If you’re not in a position to reach out to someone you think might be lonely, or if you lack a strong support network, the American Psychological Association recommends seeking help and resources through your local community. This might be through a senior center/community center, local library, refugee and immigrant groups or your local YMCA/YWCA. You might also want to seek support through a local psychologist using APA’s Psychologist Locator Service.
How do you build a good support system?
If you’re still not sure how to develop a support system, the University of Buffalo offers some helpful starting points. These include:
- Volunteering for a cause that’s important to you (it will help you to meet others who share your interests and values)
- Join a sports team or your local gym (you might meet new people, and you’ll be looking after your health while you’re at it!)
- Make an effort to get to know your neighbors and co-workers
- Start a book club (or any club you’re interested in!)
- Make use of social networking sites and online resources (whilst also using common sense surrounding your own health and safety when using the internet, of course)
What are some ways that a support system might help you reach your goals?
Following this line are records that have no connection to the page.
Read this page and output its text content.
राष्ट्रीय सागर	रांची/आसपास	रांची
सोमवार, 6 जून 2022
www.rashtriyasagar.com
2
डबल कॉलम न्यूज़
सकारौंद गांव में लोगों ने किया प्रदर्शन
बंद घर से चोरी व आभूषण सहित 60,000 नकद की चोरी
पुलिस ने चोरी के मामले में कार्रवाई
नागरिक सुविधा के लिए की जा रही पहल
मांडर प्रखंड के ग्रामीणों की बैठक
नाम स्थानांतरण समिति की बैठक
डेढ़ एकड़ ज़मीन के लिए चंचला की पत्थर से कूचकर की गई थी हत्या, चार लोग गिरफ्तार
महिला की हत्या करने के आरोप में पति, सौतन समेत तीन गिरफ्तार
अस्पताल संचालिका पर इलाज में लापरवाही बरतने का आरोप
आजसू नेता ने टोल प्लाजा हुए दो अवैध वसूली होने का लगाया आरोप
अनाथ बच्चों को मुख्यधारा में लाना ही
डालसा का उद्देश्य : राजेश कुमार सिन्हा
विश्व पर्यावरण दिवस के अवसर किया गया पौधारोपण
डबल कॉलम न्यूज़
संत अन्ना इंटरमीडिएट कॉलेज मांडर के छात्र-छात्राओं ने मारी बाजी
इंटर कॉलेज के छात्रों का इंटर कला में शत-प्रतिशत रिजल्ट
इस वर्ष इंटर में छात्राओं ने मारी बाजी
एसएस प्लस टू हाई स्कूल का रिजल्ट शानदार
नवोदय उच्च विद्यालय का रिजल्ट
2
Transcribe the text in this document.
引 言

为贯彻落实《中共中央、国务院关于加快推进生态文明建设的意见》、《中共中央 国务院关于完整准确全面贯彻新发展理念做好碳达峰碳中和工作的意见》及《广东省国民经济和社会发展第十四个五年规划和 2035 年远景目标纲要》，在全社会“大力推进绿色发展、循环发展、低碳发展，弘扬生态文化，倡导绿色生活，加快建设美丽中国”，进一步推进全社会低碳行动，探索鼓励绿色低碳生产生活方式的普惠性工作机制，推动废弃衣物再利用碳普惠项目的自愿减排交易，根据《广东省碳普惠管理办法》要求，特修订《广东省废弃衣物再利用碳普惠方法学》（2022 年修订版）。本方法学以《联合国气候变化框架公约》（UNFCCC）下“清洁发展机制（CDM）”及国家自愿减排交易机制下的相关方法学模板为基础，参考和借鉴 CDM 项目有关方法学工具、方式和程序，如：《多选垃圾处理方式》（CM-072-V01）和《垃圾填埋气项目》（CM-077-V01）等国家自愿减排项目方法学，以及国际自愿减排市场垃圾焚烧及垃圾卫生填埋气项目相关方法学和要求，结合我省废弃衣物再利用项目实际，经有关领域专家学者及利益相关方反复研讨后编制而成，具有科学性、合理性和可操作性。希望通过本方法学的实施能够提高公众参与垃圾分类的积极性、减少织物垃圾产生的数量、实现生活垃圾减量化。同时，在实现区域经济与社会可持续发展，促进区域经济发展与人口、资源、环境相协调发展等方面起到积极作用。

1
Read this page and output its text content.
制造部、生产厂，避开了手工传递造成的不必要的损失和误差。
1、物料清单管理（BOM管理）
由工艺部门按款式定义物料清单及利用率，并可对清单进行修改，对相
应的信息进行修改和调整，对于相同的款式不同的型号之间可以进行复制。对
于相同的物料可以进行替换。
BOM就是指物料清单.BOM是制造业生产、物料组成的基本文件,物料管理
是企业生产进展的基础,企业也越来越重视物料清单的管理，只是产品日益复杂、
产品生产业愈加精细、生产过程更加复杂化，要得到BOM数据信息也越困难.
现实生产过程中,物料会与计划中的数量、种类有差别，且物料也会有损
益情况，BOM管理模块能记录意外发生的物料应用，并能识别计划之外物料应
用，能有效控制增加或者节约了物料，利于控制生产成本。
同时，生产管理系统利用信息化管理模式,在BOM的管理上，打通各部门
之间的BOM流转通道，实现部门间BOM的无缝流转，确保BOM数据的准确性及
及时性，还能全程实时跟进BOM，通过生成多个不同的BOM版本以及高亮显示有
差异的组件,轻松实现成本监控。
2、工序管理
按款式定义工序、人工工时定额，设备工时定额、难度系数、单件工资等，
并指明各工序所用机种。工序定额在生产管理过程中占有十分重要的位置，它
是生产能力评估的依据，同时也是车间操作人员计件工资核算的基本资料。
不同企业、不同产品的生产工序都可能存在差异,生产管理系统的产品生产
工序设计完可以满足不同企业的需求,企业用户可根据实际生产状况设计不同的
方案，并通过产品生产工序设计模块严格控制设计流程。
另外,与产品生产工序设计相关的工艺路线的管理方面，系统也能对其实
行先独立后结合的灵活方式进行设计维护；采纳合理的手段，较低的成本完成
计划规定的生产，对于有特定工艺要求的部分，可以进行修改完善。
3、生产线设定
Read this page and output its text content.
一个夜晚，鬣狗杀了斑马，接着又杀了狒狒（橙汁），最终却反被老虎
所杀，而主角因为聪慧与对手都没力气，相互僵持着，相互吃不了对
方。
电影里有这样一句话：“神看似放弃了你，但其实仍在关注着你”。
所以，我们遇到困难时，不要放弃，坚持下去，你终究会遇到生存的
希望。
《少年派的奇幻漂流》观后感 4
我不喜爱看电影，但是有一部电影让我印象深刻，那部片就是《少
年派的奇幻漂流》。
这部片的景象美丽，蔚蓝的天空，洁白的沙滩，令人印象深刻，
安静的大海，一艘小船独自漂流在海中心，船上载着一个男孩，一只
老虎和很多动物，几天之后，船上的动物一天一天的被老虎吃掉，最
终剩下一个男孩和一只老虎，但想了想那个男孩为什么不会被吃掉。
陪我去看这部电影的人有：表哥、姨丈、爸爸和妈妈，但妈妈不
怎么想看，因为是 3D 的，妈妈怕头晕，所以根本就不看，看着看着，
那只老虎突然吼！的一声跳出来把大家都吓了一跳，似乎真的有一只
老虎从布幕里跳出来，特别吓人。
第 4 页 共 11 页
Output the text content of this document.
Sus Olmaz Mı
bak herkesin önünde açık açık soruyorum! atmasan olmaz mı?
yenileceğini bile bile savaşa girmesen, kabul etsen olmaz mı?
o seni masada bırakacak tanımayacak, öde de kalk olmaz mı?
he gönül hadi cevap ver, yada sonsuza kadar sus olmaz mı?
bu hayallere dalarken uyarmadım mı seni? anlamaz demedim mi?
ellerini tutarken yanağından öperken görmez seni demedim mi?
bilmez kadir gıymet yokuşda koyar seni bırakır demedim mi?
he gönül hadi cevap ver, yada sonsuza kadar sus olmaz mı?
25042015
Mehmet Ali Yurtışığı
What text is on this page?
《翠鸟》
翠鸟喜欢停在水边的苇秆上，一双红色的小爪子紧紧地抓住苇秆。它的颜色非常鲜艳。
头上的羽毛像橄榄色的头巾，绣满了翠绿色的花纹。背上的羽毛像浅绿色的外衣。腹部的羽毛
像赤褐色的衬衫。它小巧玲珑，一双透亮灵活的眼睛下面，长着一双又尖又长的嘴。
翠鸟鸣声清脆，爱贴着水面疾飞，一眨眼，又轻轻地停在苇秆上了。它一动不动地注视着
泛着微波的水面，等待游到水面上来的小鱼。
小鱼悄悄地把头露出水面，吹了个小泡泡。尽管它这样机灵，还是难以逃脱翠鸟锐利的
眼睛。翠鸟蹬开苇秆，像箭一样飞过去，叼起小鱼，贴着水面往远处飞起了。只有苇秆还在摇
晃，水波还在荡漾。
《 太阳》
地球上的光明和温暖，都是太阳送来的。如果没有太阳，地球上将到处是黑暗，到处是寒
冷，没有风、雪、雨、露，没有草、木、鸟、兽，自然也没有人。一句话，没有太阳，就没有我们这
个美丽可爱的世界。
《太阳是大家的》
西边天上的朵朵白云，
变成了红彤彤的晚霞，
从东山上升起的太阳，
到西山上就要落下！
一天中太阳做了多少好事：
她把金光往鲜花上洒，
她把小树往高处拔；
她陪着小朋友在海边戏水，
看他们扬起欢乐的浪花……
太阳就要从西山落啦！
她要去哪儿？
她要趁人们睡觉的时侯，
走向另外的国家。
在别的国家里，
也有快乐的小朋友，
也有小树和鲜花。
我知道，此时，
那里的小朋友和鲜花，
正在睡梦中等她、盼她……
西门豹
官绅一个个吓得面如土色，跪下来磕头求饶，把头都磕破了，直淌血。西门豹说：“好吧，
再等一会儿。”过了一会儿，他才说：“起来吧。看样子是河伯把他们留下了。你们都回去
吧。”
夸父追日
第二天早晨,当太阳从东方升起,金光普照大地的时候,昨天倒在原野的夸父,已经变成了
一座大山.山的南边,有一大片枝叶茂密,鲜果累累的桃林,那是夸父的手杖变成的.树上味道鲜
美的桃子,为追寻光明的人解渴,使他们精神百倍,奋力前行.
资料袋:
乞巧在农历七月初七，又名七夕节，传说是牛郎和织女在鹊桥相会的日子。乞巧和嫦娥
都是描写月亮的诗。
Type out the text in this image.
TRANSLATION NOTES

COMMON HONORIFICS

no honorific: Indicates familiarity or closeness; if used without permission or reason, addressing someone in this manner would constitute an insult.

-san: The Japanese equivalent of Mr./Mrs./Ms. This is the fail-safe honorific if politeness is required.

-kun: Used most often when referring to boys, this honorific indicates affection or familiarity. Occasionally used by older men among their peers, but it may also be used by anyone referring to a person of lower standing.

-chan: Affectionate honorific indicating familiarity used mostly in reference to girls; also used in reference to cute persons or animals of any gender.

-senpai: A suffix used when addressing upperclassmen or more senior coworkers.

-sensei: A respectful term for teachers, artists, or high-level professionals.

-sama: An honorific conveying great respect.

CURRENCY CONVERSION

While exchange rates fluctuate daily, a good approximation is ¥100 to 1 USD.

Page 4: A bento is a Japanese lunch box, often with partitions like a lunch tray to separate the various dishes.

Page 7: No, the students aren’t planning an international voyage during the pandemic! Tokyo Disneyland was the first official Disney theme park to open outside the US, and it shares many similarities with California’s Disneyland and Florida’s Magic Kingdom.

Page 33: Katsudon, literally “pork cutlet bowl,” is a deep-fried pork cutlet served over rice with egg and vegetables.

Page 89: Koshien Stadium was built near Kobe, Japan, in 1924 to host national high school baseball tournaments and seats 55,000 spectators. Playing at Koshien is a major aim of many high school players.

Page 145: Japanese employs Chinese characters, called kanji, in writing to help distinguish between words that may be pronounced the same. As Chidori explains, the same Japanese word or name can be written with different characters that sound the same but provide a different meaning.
The short answer to this is that it’s not easy doing it all on your own. Us humans are social creatures – we need connection and, in this busy world, we also need each other’s support. Whether your goals involve getting enough sleep and eating better or running a marathon and launching your own business – a support system can help. Having someone to offer perspective, give encouragement and step in to help when you need it is invaluable and can help to reduce everyday limits such as stress, loneliness or even just a lack of motivation.